Предпочитаемый и повсеместный у нас способ городской застройки враждебен и для прогулок, и для бесед. Во время прогулок люди становятся частью своей территории; они встречают других людей, они становятся стражами своих районов. В беседе люди узнают друг друга; они находят и развивают общие интересы и реализуют коллективные способности, жизненно важные для сообщества и демократии.

Именно эта перспектива, это осознание ужасной цены пригородного строительства в том виде, в котором оно у нас существует, определяет значительную часть моего списка литературы и моей работы. До публикации этой книги я находил родственные души почти исключительно в написанных ими книгах, и я рад сообщить, что текущее десятилетие стало свидетелем растущего количества томов, посвященных нашему предмету.

Мои рекомендации по поводу дополнительного чтения субъективны и неполны. Они включают оказавших наибольшее влияние на меня авторов, чьи книги, вне зависимости от даты их публикации, на мой взгляд, имеют сегодня наибольшую актуальность.

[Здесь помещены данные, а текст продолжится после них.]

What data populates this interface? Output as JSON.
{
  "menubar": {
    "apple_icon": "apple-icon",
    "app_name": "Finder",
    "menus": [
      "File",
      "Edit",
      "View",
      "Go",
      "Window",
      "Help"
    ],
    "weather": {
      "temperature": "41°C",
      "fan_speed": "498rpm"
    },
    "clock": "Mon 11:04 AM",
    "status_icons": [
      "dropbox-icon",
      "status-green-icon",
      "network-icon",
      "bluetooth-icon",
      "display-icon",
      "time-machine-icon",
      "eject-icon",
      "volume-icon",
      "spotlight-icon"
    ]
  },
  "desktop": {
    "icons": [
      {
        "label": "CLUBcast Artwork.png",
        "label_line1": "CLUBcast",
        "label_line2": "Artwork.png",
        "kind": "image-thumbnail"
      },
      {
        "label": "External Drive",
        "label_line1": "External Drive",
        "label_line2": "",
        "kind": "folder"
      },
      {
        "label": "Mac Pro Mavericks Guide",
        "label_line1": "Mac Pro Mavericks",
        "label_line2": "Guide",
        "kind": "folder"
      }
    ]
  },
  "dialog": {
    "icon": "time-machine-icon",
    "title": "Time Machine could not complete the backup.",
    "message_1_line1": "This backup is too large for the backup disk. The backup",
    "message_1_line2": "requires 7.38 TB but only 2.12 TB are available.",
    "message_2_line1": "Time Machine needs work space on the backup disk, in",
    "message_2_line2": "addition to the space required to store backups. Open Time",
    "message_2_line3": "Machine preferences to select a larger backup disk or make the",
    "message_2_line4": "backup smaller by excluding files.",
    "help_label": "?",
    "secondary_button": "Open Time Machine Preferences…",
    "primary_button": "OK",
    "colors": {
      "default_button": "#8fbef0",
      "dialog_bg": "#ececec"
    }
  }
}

Не могу не начать с книги «Смерть и жизнь больших американских городов» Джейн Джекобс[3] (Jane Jacobs. The Death and Life of Great American Cities). Несмотря на весь ужас и оцепенение, которые она вызвала в кругах архитекторов и планировщиков, она оказала огромную услугу всем нам. Можно лишь изумляться и глубине, и количеству ее прозрений. В том же году, что и моя книга, вышла выдержанная вполне в рамках традиции Джекобс работа Роберты Грац «Живой город»[4] (Roberta Gratz. The Living City). В книге Грац сопоставляются успешные попытки перестройки районов на низовом уровне и те бедствия, которые принесло «городское обновление».

«Сердце наших городов» Виктора Грюна (Victor Gruen. The Heart of Our Cities) – книга, все еще достойная не только приобретения, но и использования в качестве справочника по всем аспектам городского и районного развития. Грюн – тот человек, который придумал и спроектировал первый в США крытый торговый центр. Впоследствии он открестился от титула «отца торговых центров», так как его идея была сведена к одной коммерческой выгоде. Он же представлял себе настоящий центр сообщества.

Еще одна книга, которую я затер почти до дыр, – маленькая и очень легкая для чтения работа Вольфа фон Экардта под названием «Назад, к чертежной доске» (Wolf Von Eckardt. Back to the Drawing Board). Как и Грюн, фон Экардт защищает идею участия граждан в городском планировании, и он хорошо понимает, что это может произойти только на уровне соседских кварталов.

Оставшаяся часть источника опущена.